What should we do about it? Follow the excellent roadmap that Margo Schlanger and Sonja Starr charted here, primarily point four: get over your icky political fears about public backlash and let older, sicker people out–even if they committed a violent crime twenty or forty years ago. If you are a governor or a prison warden with some authority to release people, do as Sharon Dolovich implores in this piece and use your executive power to save lives.

Cause of Death

Source here.

Today I came across this sobering table, which struck me as important not only for the obvious reasons. You’ll note that homicide is nowhere in the top-ten list of causes of death for Americans. If you look at the CDC reports for causes of death in 2017 based on vital statistics, you’ll see homicide ranked anywhere between #106-108 (interestingly, “legal intervention” is ranked 109.)

Yet, to browse through the list of Netflix and Prime Video shows we are offered to numb our souls from the pandemic experience, you could be mistaken to believe that a much higher proportion of Americans succumb to homicide. And to me, this suggests that the current debate about who to release on the basis of “public safety” is guided more by folk devils than by real concerns.

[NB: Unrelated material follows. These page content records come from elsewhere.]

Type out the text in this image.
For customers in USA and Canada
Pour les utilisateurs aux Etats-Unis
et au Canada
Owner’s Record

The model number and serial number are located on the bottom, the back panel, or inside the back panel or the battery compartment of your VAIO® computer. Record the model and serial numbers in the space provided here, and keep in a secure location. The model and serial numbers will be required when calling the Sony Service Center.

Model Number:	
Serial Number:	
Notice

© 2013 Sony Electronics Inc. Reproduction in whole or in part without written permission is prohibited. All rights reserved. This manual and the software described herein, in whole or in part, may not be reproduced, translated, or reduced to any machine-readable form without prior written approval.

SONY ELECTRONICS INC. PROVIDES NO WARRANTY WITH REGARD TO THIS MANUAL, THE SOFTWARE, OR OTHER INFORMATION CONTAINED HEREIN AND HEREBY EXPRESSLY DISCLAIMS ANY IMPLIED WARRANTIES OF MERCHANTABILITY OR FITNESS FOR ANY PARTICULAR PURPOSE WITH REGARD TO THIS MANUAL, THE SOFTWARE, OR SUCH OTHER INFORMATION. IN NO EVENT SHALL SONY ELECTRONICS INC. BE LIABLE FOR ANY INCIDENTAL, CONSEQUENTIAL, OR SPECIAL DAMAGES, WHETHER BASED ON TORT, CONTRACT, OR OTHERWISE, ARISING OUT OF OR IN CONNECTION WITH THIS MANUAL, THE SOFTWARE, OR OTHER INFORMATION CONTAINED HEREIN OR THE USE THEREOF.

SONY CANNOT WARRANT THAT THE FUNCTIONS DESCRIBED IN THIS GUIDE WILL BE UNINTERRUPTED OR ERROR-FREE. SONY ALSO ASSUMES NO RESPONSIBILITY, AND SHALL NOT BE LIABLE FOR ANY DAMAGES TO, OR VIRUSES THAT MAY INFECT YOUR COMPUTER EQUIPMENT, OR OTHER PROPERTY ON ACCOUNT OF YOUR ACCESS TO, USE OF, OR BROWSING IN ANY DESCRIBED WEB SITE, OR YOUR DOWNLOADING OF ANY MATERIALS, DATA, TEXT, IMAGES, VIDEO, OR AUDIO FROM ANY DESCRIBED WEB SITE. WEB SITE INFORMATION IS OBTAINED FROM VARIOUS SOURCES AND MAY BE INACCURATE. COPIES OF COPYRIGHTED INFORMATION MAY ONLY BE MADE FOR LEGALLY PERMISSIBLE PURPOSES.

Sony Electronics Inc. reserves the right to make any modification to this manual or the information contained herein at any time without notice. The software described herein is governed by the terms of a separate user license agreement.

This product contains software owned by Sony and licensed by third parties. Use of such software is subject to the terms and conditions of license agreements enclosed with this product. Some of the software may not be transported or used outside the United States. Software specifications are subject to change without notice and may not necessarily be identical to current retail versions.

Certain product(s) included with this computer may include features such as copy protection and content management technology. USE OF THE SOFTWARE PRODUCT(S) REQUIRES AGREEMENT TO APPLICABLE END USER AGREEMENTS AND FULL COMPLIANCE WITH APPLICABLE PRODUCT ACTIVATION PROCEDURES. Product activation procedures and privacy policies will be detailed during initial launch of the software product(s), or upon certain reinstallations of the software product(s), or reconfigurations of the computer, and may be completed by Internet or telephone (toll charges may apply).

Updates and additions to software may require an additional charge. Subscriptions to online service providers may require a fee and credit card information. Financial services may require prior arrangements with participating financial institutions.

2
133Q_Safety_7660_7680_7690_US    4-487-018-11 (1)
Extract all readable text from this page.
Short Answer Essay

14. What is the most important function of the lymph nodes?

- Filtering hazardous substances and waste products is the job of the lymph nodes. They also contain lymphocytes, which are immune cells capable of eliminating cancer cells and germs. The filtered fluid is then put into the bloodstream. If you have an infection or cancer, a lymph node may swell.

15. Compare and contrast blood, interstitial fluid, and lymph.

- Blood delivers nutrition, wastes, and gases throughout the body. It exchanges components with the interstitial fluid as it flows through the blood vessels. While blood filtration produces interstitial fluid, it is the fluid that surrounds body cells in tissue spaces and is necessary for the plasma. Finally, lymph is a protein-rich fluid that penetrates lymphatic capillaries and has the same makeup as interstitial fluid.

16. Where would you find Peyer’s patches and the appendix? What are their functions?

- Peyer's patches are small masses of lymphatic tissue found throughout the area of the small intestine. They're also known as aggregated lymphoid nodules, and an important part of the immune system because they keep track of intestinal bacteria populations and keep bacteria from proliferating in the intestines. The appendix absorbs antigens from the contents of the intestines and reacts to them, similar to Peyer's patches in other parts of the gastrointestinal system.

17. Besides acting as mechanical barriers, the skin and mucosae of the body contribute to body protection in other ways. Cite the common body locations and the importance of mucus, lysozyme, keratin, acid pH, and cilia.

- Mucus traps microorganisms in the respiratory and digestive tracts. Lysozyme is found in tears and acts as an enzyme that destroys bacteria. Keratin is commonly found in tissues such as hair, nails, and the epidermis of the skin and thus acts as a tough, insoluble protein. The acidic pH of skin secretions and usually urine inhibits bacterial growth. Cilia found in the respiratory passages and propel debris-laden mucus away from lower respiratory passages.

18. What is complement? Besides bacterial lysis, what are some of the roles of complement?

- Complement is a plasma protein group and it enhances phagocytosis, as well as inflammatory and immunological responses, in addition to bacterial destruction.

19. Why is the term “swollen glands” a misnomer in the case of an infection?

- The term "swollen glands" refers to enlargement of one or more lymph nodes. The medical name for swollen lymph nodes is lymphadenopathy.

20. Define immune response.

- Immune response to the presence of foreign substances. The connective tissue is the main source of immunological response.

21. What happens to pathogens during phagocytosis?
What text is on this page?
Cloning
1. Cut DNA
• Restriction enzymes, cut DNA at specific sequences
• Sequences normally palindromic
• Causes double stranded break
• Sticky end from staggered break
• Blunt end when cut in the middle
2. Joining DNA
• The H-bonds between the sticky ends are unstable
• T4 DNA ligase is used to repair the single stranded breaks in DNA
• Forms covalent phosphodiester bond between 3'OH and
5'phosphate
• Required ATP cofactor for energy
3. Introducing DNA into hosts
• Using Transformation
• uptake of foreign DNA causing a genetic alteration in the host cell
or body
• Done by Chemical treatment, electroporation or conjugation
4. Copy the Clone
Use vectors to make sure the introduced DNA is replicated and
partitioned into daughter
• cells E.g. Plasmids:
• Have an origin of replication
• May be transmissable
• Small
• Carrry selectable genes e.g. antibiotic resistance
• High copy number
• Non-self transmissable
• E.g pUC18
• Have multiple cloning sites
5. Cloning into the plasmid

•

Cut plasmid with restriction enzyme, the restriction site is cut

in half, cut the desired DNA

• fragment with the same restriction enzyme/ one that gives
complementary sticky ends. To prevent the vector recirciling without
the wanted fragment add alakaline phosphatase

Assuming that you include people in prison in the overall category of human beings whose lives and health matter (if you don’t, thank you for reading this far–we probably don’t speak the same language and I hold no hope of convincing you, nor should you hope to convince me), it should be obvious that COVID-19 poses a much greater risk to public safety, broadly defined, than homicide.

Now, releasing people convicted of violent crimes is not really a trade-off between COVID-19 deaths and homicide deaths, given that the folks most at risk healthwise, as I explained yesterday, are old and sick and also happen to have committed violent crime decades ago.

So, if there is reluctance to release the folks colloquially known as “violent offenders”–many of whom would barely have a technical write-up or two for the last two or three decades–it’s not really coming from concerns for public safety, is it? It’s coming from concerns for palatability and an idea that this is the right time for abstract ideas for retribution.

If I put the state’s resistance to do the right thing here together with the mismanagement of homeless populations, it almost seems like, at our time of need, we’ve simply decided that the bottom rung or two in the American class ladder don’t matter. And they do, which makes my heart hurt.

In Tricycle Magazine, Chenxing Han writes so beautifully:

The Buddha is often likened to a physician. He diagnosed the unsatisfactoriness of the human condition and revealed its cause. The Buddha was no doomsayer, however: his teachings were treatments that promised a cure, an ultimate freedom from that which ails us. SARS-CoV-2 is a truth-teaching virus. It has revealed to me a deep well of fear: of my loved ones dying, of dying myself (or, during more mundane moments, of running out of brown rice). More incisively, it has revealed society’s disturbing inequities and gross iniquities, forcing us to confront the truth of how the most vulnerable among us—the poor, the disabled, the unhoused, and the otherwise marginalized—bear the brunt of this crisis.   

What this cruel teacher will teach our state about caring for its most vulnerable wards remains to be seen–hopefully before it is too late.